Шрифт:
4
Дома Дубровинского ожидал Конарский. Он был чем-то рассержен, возбужден. Может быть, маленькой перепалкой с Праскевой, которая ворчливо требовала, чтобы гость зря не жег в лампе керосин. Не пишет, не читает, а просто посидеть можно бы и в темноте. Ей, Праскеве, что — за керосин заплатит постоялец, да ведь и чужие деньги все одно жаль. Особо когда видишь: у человека их нет.
— Спасибо, Прасковья Игнатьевна, — поддержал Дубровинский, вникнув в суть ее требований, — вы совершенно правы. И денег нет у меня, и керосин жечь попусту нечего. Только все это вы мне одному говорите, а друзей моих не огорчайте.
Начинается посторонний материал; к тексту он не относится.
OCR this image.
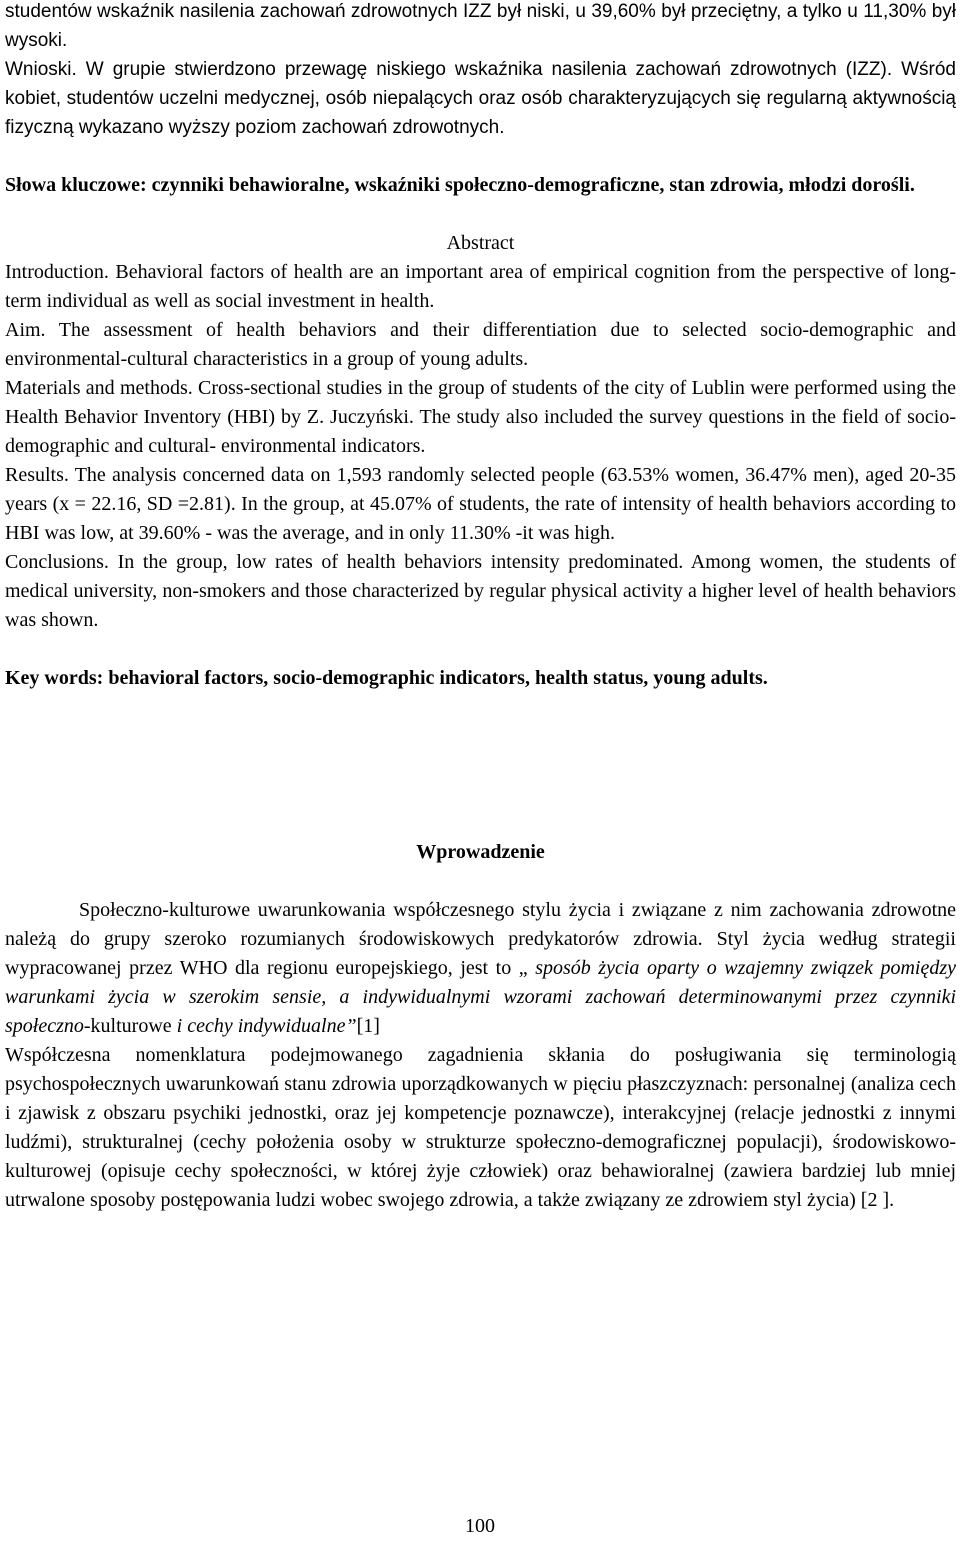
studentów wskaźnik nasilenia zachowań zdrowotnych IZZ był niski, u 39,60% był przeciętny, a tylko u 11,30% był wysoki.

Wnioski. W grupie stwierdzono przewagę niskiego wskaźnika nasilenia zachowań zdrowotnych (IZZ). Wśród kobiet, studentów uczelni medycznej, osób niepalących oraz osób charakteryzujących się regularną aktywnością fizyczną wykazano wyższy poziom zachowań zdrowotnych.

Słowa kluczowe: czynniki behawioralne, wskaźniki społeczno-demograficzne, stan zdrowia, młodzi dorośli.

Abstract

Introduction. Behavioral factors of health are an important area of empirical cognition from the perspective of long-term individual as well as social investment in health.

Aim. The assessment of health behaviors and their differentiation due to selected socio-demographic and environmental-cultural characteristics in a group of young adults.

Materials and methods. Cross-sectional studies in the group of students of the city of Lublin were performed using the Health Behavior Inventory (HBI) by Z. Juczyński. The study also included the survey questions in the field of socio-demographic and cultural- environmental indicators.

Results. The analysis concerned data on 1,593 randomly selected people (63.53% women, 36.47% men), aged 20-35 years (x = 22.16, SD =2.81). In the group, at 45.07% of students, the rate of intensity of health behaviors according to HBI was low, at 39.60% - was the average, and in only 11.30% -it was high.

Conclusions. In the group, low rates of health behaviors intensity predominated. Among women, the students of medical university, non-smokers and those characterized by regular physical activity a higher level of health behaviors was shown.

Key words: behavioral factors, socio-demographic indicators, health status, young adults.

Wprowadzenie

Społeczno-kulturowe uwarunkowania współczesnego stylu życia i związane z nim zachowania zdrowotne należą do grupy szeroko rozumianych środowiskowych predykatorów zdrowia. Styl życia według strategii wypracowanej przez WHO dla regionu europejskiego, jest to „ sposób życia oparty o wzajemny związek pomiędzy warunkami życia w szerokim sensie, a indywidualnymi wzorami zachowań determinowanymi przez czynniki społeczno-kulturowe i cechy indywidualne”[1]

Współczesna nomenklatura podejmowanego zagadnienia skłania do posługiwania się terminologią psychospołecznych uwarunkowań stanu zdrowia uporządkowanych w pięciu płaszczyznach: personalnej (analiza cech i zjawisk z obszaru psychiki jednostki, oraz jej kompetencje poznawcze), interakcyjnej (relacje jednostki z innymi ludźmi), strukturalnej (cechy położenia osoby w strukturze społeczno-demograficznej populacji), środowiskowo-kulturowej (opisuje cechy społeczności, w której żyje człowiek) oraz behawioralnej (zawiera bardziej lub mniej utrwalone sposoby postępowania ludzi wobec swojego zdrowia, a także związany ze zdrowiem styl życia) [2 ].

100
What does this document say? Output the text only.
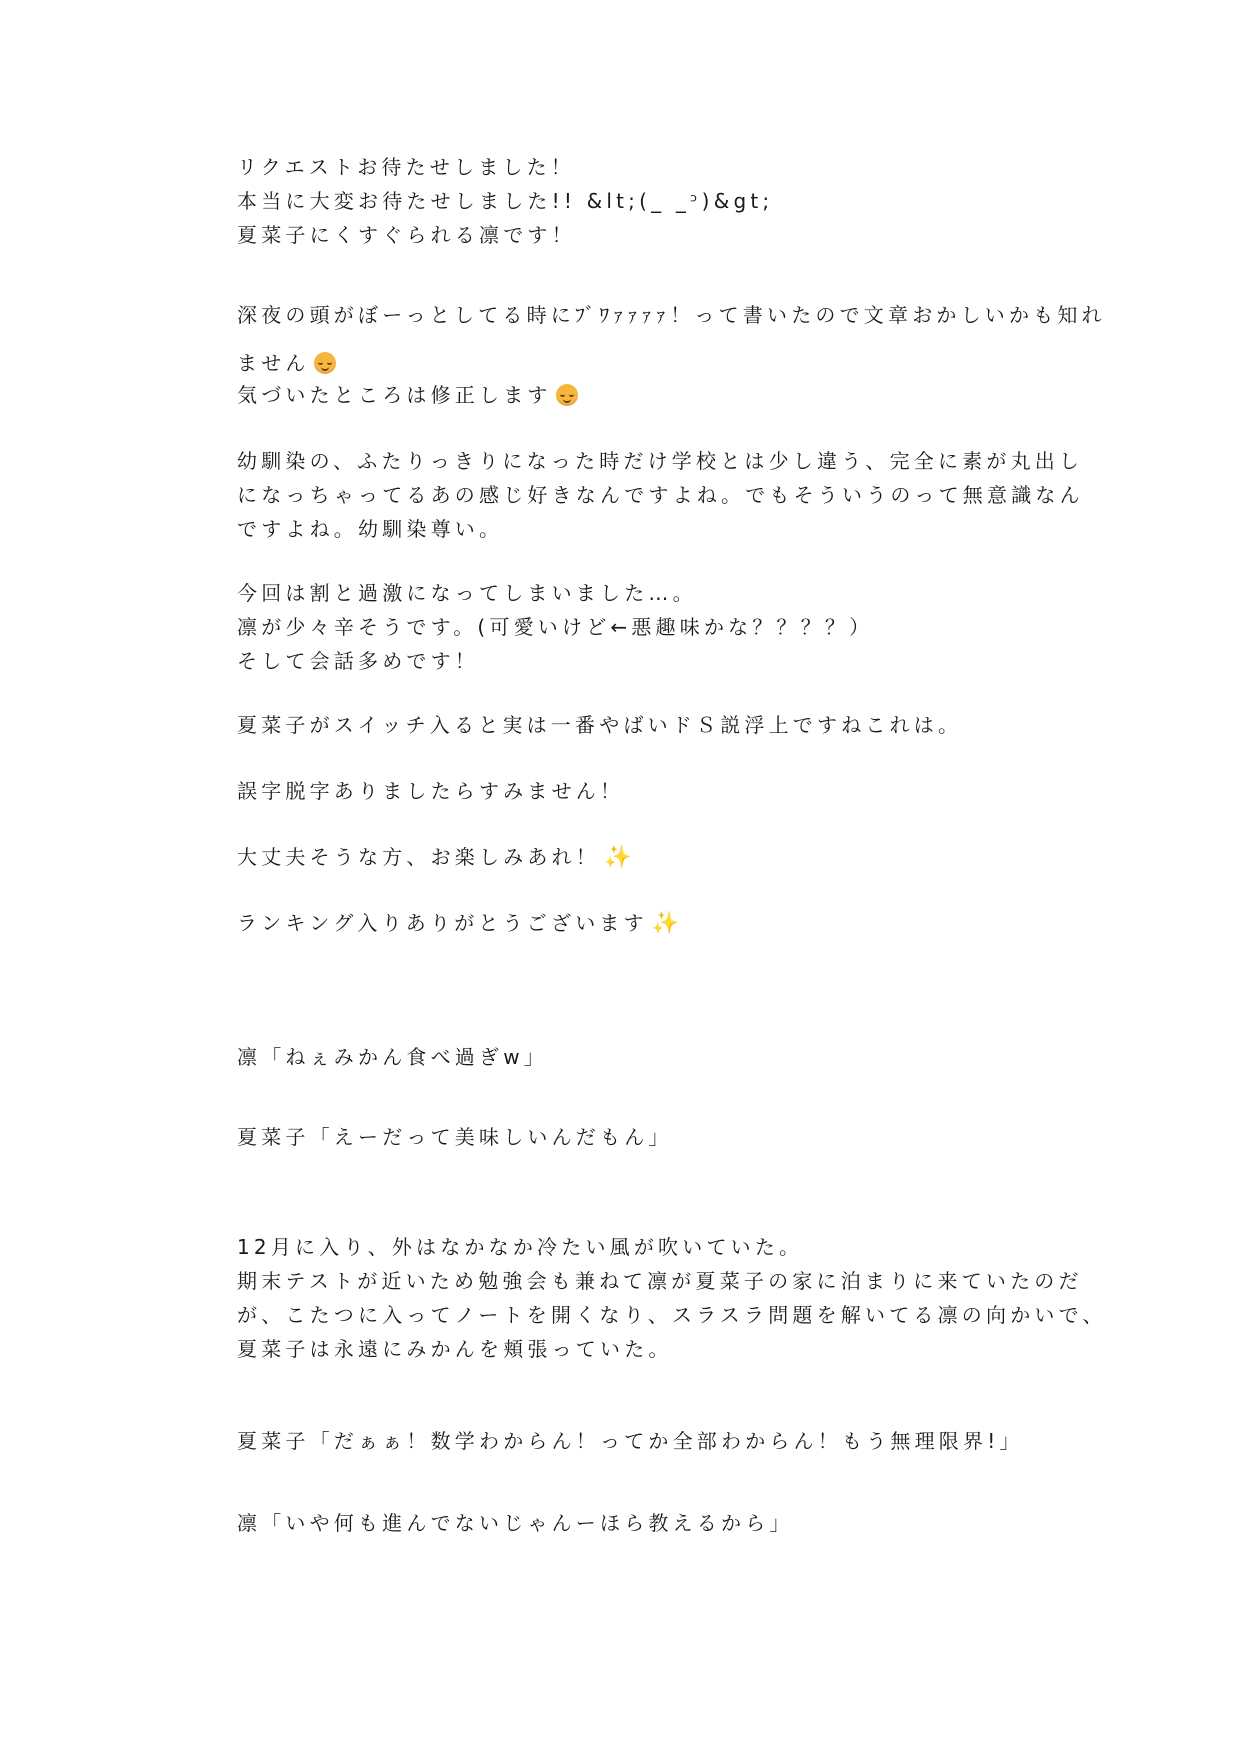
リクエストお待たせしました！
本当に大変お待たせしました!! &lt;(_ _ᵓ)&gt;
夏菜子にくすぐられる凛です！
深夜の頭がぼーっとしてる時にﾌﾞﾜｧｧｧｧ！って書いたので文章おかしいかも知れ
ません
気づいたところは修正します
幼馴染の、ふたりっきりになった時だけ学校とは少し違う、完全に素が丸出し
になっちゃってるあの感じ好きなんですよね。でもそういうのって無意識なん
ですよね。幼馴染尊い。
今回は割と過激になってしまいました…。
凛が少々辛そうです。(可愛いけど←悪趣味かな？？？？）
そして会話多めです！
夏菜子がスイッチ入ると実は一番やばいドＳ説浮上ですねこれは。
誤字脱字ありましたらすみません！
大丈夫そうな方、お楽しみあれ！ ✨
ランキング入りありがとうございます ✨
凛「ねぇみかん食べ過ぎw」
夏菜子「えーだって美味しいんだもん」
12月に入り、外はなかなか冷たい風が吹いていた。
期末テストが近いため勉強会も兼ねて凛が夏菜子の家に泊まりに来ていたのだ
が、こたつに入ってノートを開くなり、スラスラ問題を解いてる凛の向かいで、
夏菜子は永遠にみかんを頬張っていた。
夏菜子「だぁぁ！数学わからん！ってか全部わからん！もう無理限界!」
凛「いや何も進んでないじゃんーほら教えるから」
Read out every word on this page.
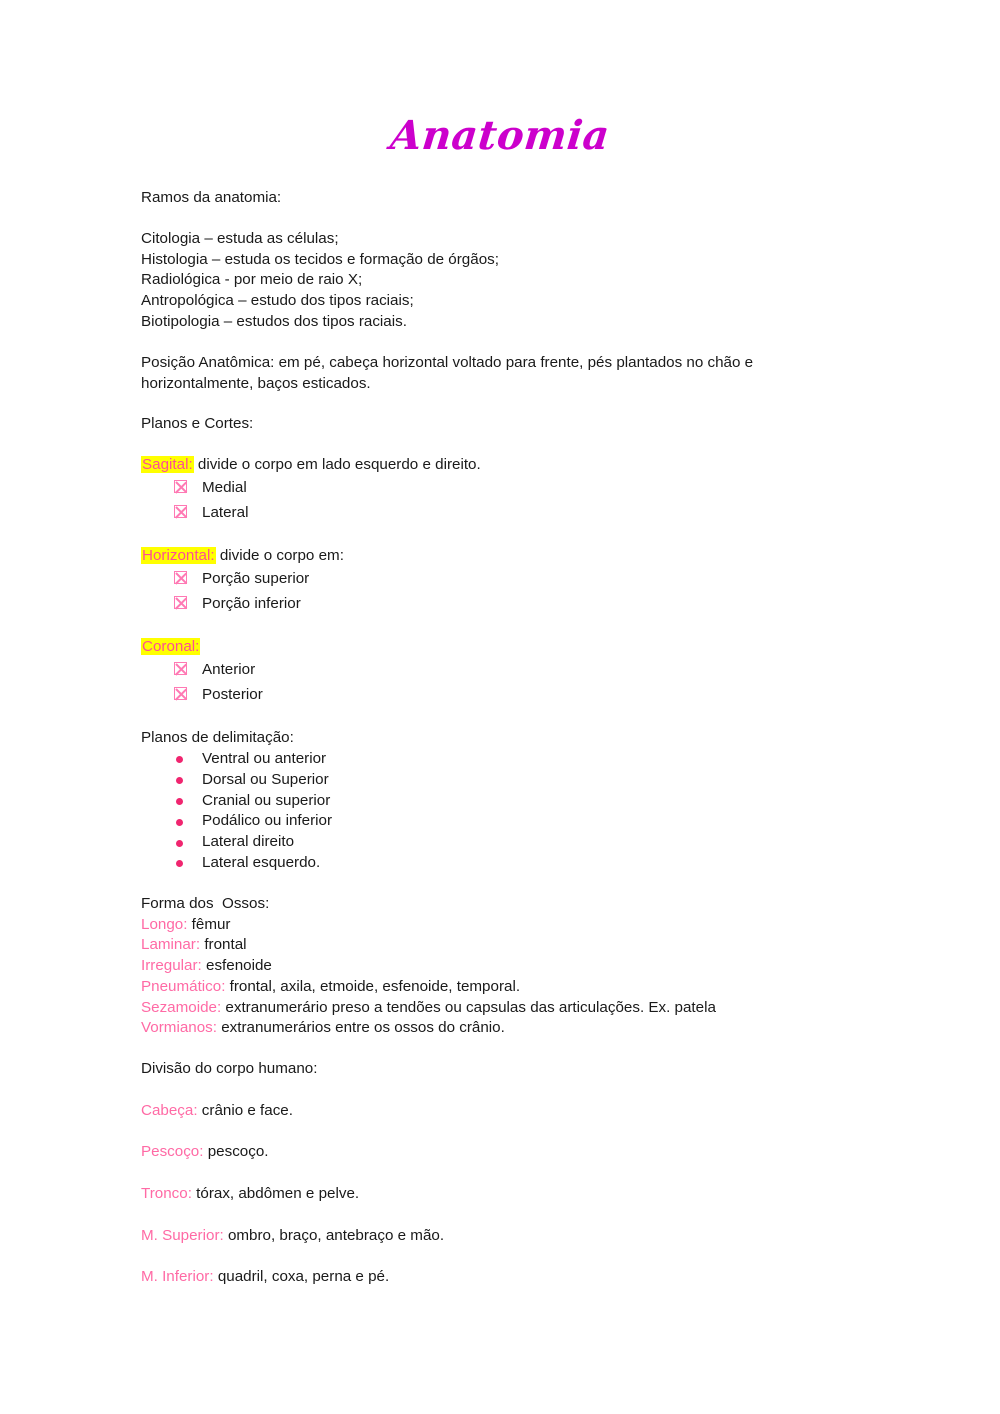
Anatomia
Ramos da anatomia:
Citologia – estuda as células;
Histologia – estuda os tecidos e formação de órgãos;
Radiológica - por meio de raio X;
Antropológica – estudo dos tipos raciais;
Biotipologia – estudos dos tipos raciais.
Posição Anatômica: em pé, cabeça horizontal voltado para frente, pés plantados no chão e horizontalmente, baços esticados.
Planos e Cortes:
Sagital: divide o corpo em lado esquerdo e direito.
Medial
Lateral
Horizontal: divide o corpo em:
Porção superior
Porção inferior
Coronal:
Anterior
Posterior
Planos de delimitação:
Ventral ou anterior
Dorsal ou Superior
Cranial ou superior
Podálico ou inferior
Lateral direito
Lateral esquerdo.
Forma dos  Ossos:
Longo: fêmur
Laminar: frontal
Irregular: esfenoide
Pneumático: frontal, axila, etmoide, esfenoide, temporal.
Sezamoide: extranumerário preso a tendões ou capsulas das articulações. Ex. patela
Vormianos: extranumerários entre os ossos do crânio.
Divisão do corpo humano:
Cabeça: crânio e face.
Pescoço: pescoço.
Tronco: tórax, abdômen e pelve.
M. Superior: ombro, braço, antebraço e mão.
M. Inferior: quadril, coxa, perna e pé.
— А! — отмахнулась Праскева. — С вами тоже говорить, что сыпать в стену горохом. Не приспособленный к жизни вы человек. Вам что рупь, что копейка — беречь не умеете.
Дождавшись, когда удалится Праскева, Конарский объяснил причину своего столь позднего появления и довольно-таки долгого ожидания, отчего в лампе выгорел весь керосин. Ему как-то и в голову не пришло, что Дубровинский все это время как раз был у них в квартире, а потом гулял по улице вместе с Леонидом Петровичем.
— Вот что произошло сегодня, — рассказывал он, постукивая кулаком по столу. — Здешний инспектор народных училищ распорядился спешно перевести на службу в самые глухие уголки уезда трех учителей. Не считаясь с их семейным положением, с теми нежданными для них треволнениями и невзгодами, которые подстерегают на новом месте. Пренебрегая их мольбами и просьбами оставить здесь. Это Стрекачев, Гаврилов и Сазанович.
— Позвольте, но я знаю этих людей! — воскликнул Дубровинский. — Не так давно они присутствовали на нашей беседе у Леонида Петровича. Их привели ссыльные поляки. Помнится, тогда не заходило даже и речи о какой-либо «крамоле». Просто рассуждали о несовершенствах нынешней системы образования.
— И критиковали ее как в известной степени бюрократическо-полицейскую, — добавил Конарский. — Особенно в некоторых высших учебных заведениях. А гегемоном на этой вечеринке были вы.
— Не понимаю! Какое имеет значение то, что я задавал тон всей беседе, для нелепого и жестокого решения инспектора? — в недоумении проговорил Дубровинский. — Ведь, по существу, он этих учителей отправил в бессрочную ссылку.
— Совершенно верно, — подтвердил Конарский. — А все дело в том, что вы, Дубровинский, у полиции на особом счету. Вас здешние власти полагают человеком очень скрытным и хитрым, завлекающим в марксистские сети каждого, кто с вами сблизится.
— Приятно слышать, — сказал Дубровинский насмешливо и сразу помрачнел. — Но люди-то ведь пострадали!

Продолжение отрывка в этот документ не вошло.